Although many different brands of cars are available in modern Poland, American, German, Japanese, British, Italian, French, Russian, Korean, and cars from other countries, Poland has always had a special infinity for small simple cars.
After World War II, when Poland became a Soviet-bloc country, Soviet-made and Soviet- inspired cars, the 'people's cars' have always captivated the Polish driver. Cars from this era, were small economical and easy to fix.
Despite the influence of the Soviet-bloc cars, Poland eventually turned to the Fiat, an Italian car made in Poland, and fell in love with the Polski Fiat, the 125p and the 126p.

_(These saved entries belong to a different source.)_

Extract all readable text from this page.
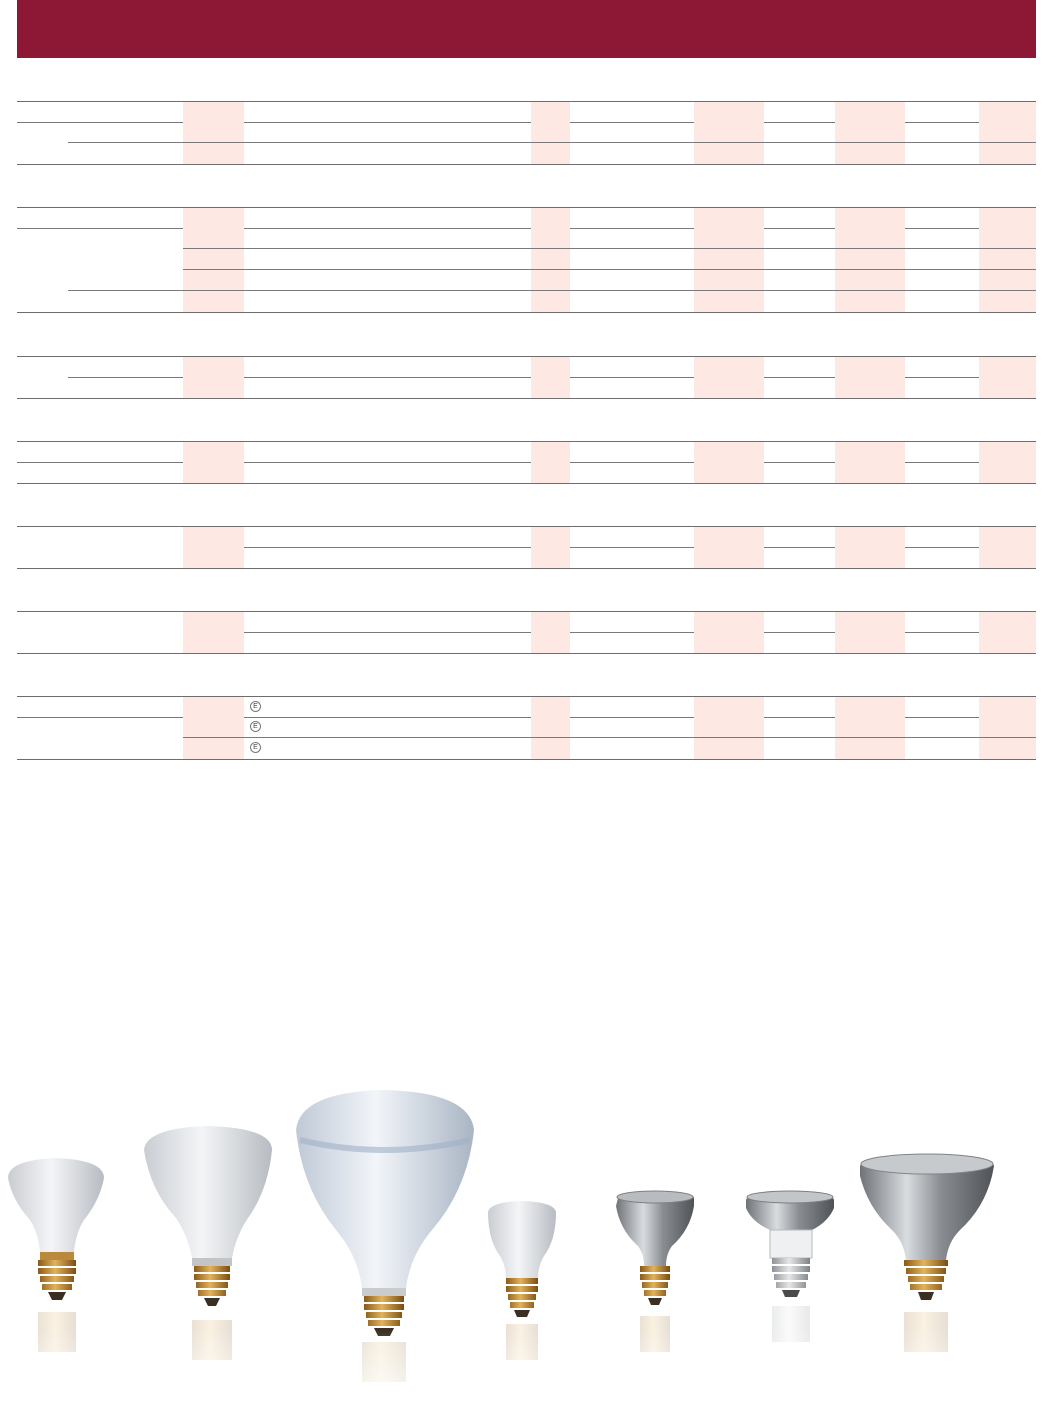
E
E
E
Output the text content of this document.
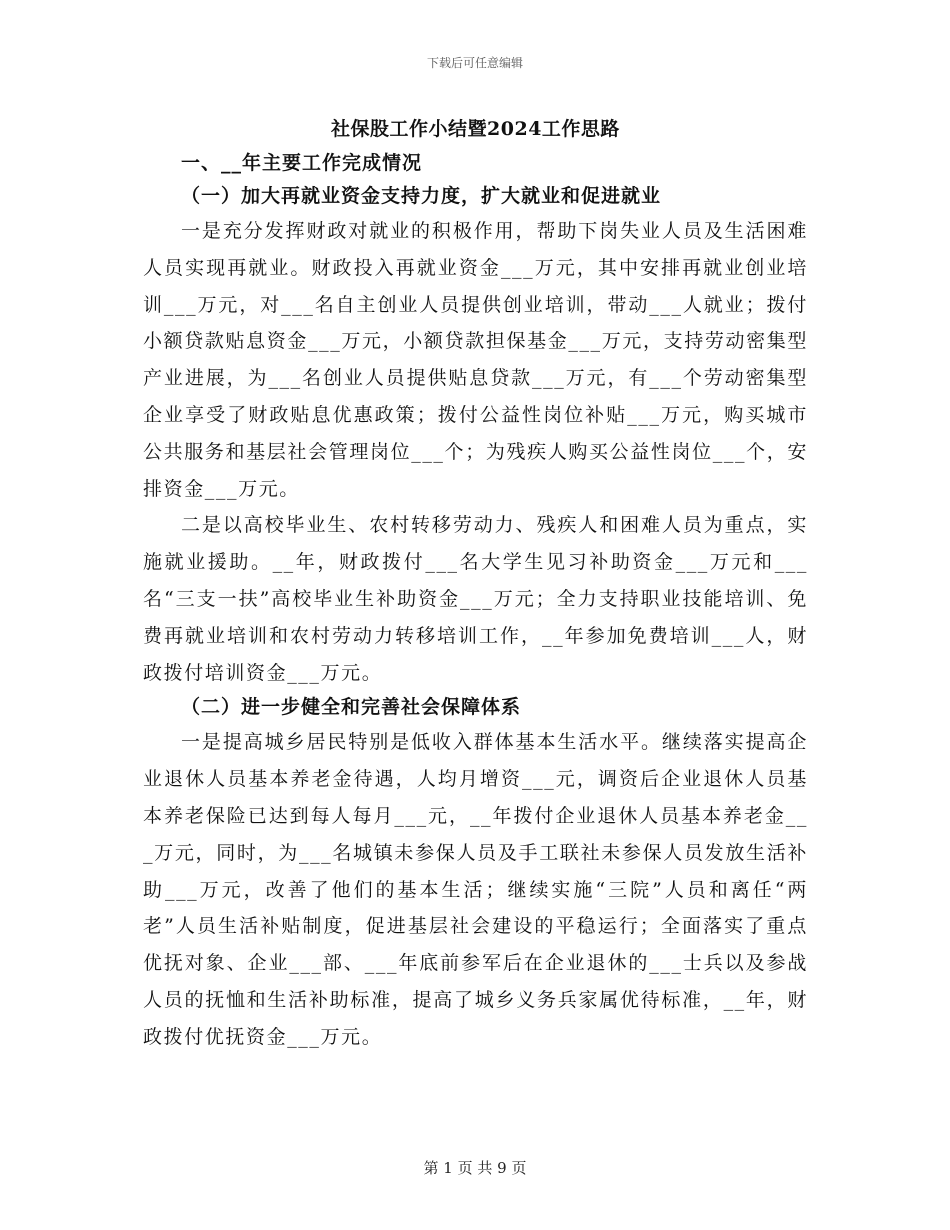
下载后可任意编辑
社保股工作小结暨2024工作思路
一、__年主要工作完成情况
（一）加大再就业资金支持力度，扩大就业和促进就业

一是充分发挥财政对就业的积极作用，帮助下岗失业人员及生活困难人员实现再就业。财政投入再就业资金___万元，其中安排再就业创业培训___万元，对___名自主创业人员提供创业培训，带动___人就业；拨付小额贷款贴息资金___万元，小额贷款担保基金___万元，支持劳动密集型产业进展，为___名创业人员提供贴息贷款___万元，有___个劳动密集型企业享受了财政贴息优惠政策；拨付公益性岗位补贴___万元，购买城市公共服务和基层社会管理岗位___个；为残疾人购买公益性岗位___个，安排资金___万元。

二是以高校毕业生、农村转移劳动力、残疾人和困难人员为重点，实施就业援助。__年，财政拨付___名大学生见习补助资金___万元和___名“三支一扶”高校毕业生补助资金___万元；全力支持职业技能培训、免费再就业培训和农村劳动力转移培训工作，__年参加免费培训___人，财政拨付培训资金___万元。

（二）进一步健全和完善社会保障体系

一是提高城乡居民特别是低收入群体基本生活水平。继续落实提高企业退休人员基本养老金待遇，人均月增资___元，调资后企业退休人员基本养老保险已达到每人每月___元，__年拨付企业退休人员基本养老金___万元，同时，为___名城镇未参保人员及手工联社未参保人员发放生活补助___万元，改善了他们的基本生活；继续实施“三院”人员和离任“两老”人员生活补贴制度，促进基层社会建设的平稳运行；全面落实了重点优抚对象、企业___部、___年底前参军后在企业退休的___士兵以及参战人员的抚恤和生活补助标准，提高了城乡义务兵家属优待标准，__年，财政拨付优抚资金___万元。

第 1 页 共 9 页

This small Fiat, the 126p, dubbed the 'Maluch', meaning 'little one' in Polish, was at once a van, a lorry and a utility vehicle. This small car became so ingrained in Polish life that it appeared at construction sites during the day as the family work car, and in the summer it took Polish families on vacation, with its roof piled high with suitcases.
When Poland was in the Soviet-bloc, cars were not cheap. The Polish worker had to work 3,000 to 5,000 hours to buy a car, and a ten year waiting list for new cars was not uncommon. People bought a new Polish Fiat drove it around for quite a few years and then sold it for three or four times what they paid for it. The new owners had cash in their pocket and they did not want to wait ten years for a new car, so they settled on the used car and paid the high price.
Poland still has a special connection with the Fiat, and there are many different Fiat models, all primarily small vehicles, that are produced in Poland. Other cars are manufactured in Poland, the Opel and the Daewoo, along with other Asian brands, but they are not as seen as frequently as the Fiat. These cars are primarily small in size, durable and easy to fix. Yet, small Fiats are seen everywhere, despite the invasion by Ford, Lincoln, Chrysler, BMW, Toyota, Mitsubishi and the French Renault Citroen and Peugeot.